Headlines are expensive. Paywalls aren’t helping. According to a Pew Research Center survey conducted in March, 83 percent of Americans say they have not paid for news in the past year. There are a few financial concessions for college students. Many colleges — including Harvard — provide free digital access to The New York Times through an “Academic Pass” program. And college papers, like the Daily Bruin and The Stanford Daily often offer national, global, and campus-centered headlines for free.
But are these select options more accessible, more attractive, than scrolling to have headlines handed out on social media? Salle-Widelock doesn’t think so. “It’s funny, because that feels wrong, and I feel like I should be doing my due diligence and doing my own research, but it’s like the curated feed and the ease of just having the headline picked out for you. It’s all right there. It’s all in one single site.”

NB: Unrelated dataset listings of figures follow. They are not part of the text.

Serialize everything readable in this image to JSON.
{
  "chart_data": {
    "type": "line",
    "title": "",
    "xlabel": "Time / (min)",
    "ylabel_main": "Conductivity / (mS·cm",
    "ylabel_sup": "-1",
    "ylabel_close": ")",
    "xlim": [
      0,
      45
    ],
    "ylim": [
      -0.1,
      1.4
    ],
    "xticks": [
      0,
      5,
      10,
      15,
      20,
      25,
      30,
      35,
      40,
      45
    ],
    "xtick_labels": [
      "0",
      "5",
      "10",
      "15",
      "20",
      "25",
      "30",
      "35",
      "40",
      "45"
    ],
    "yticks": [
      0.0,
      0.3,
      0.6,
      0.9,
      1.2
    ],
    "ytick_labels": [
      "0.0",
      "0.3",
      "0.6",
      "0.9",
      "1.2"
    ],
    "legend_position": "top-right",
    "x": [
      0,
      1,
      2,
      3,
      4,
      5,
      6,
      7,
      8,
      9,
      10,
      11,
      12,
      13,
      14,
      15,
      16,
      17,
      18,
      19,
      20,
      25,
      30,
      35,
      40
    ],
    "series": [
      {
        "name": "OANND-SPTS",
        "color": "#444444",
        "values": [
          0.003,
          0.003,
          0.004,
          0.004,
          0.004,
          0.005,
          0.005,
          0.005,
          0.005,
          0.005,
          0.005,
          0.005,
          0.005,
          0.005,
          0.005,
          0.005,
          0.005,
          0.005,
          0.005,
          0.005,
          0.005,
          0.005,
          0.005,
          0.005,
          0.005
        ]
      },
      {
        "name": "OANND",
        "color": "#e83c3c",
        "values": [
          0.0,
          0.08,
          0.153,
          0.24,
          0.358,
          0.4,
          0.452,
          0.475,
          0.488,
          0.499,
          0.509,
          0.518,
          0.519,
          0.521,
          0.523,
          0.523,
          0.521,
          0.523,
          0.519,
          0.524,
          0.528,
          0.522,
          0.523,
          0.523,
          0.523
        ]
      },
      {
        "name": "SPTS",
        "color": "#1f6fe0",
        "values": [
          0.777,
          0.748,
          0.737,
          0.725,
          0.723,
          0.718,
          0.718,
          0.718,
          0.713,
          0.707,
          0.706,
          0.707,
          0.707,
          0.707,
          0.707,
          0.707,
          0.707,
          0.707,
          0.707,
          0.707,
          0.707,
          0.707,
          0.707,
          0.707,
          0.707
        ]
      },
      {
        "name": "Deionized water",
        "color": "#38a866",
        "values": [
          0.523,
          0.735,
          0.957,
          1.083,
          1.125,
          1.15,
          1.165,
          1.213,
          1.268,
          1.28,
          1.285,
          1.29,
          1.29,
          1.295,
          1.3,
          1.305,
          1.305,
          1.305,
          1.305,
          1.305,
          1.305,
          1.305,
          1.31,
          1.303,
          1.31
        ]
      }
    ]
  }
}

Lahtaw suspects he’ll eventually outgrow social media scrolling and, in turn, source his news elsewhere. “As you grow up, you’re more involved in society,” he imagines. “I think it’s a thing. When you mature and you want to know what’s going on in the world, you become more interested.” When he graduates in four semesters with a degree in computer engineering, Lahtaw says he’ll turn to traditional media, metamorphosing into the kind of coffee-sipping, page-turning, “worldly person” that Salle-Widelock describes as obsolete for Gen Z. “I do think my generation neither wants to nor will ever consume news in that manner.”
Until then, the algorithm is still the appeal. Salle-Widelock has come to the conclusion that he, and the majority of his undergrad peers, get their news from social media for two primary reasons: The first, it’s a conscious, cost-efficient, and convenient choice guided by the dopamine rush of an algorithmic addiction. The second, maybe it’s Mark Zuckerberg “attacking” his brain. This was the running theme among the college students I spoke to for this story: Almost all of them were aware of the pitfalls of getting their news from social media, though none seemed interested in changing their habits.
Khanal’s presentation outlines the various and detrimental effects of algorithms, with subsections ranging from how they create “echo chambers and a lack of diversity” to their role in expediting the spread of fake news to “actively disorient the person’s view of the world.” But within his three pages of neatly organized, highlighted notes, there’s just one sentence that offers what can only be vaguely construed as some sort of solution, a recommendation to mediate this addiction to algorithms: “The next time you’re scrolling through your feed keep in mind that it’s meant to be addictive.”
But that precept is more of an afterthought most nights when Khanal scrolls on TikTok until he’s tired enough to fall asleep. Tucked into bed and absorbed by the phone’s glow, he scrolls through hundreds of videos — most of them memes. For every hundred or so of those comedic videos, “four or five” of them are news-oriented. Of that fraction, he says isn’t always sure what’s real or fake. But Khanal knows for certain that with the eventual, algorithmic swipe of his thumb, he will see a post from News Daddy.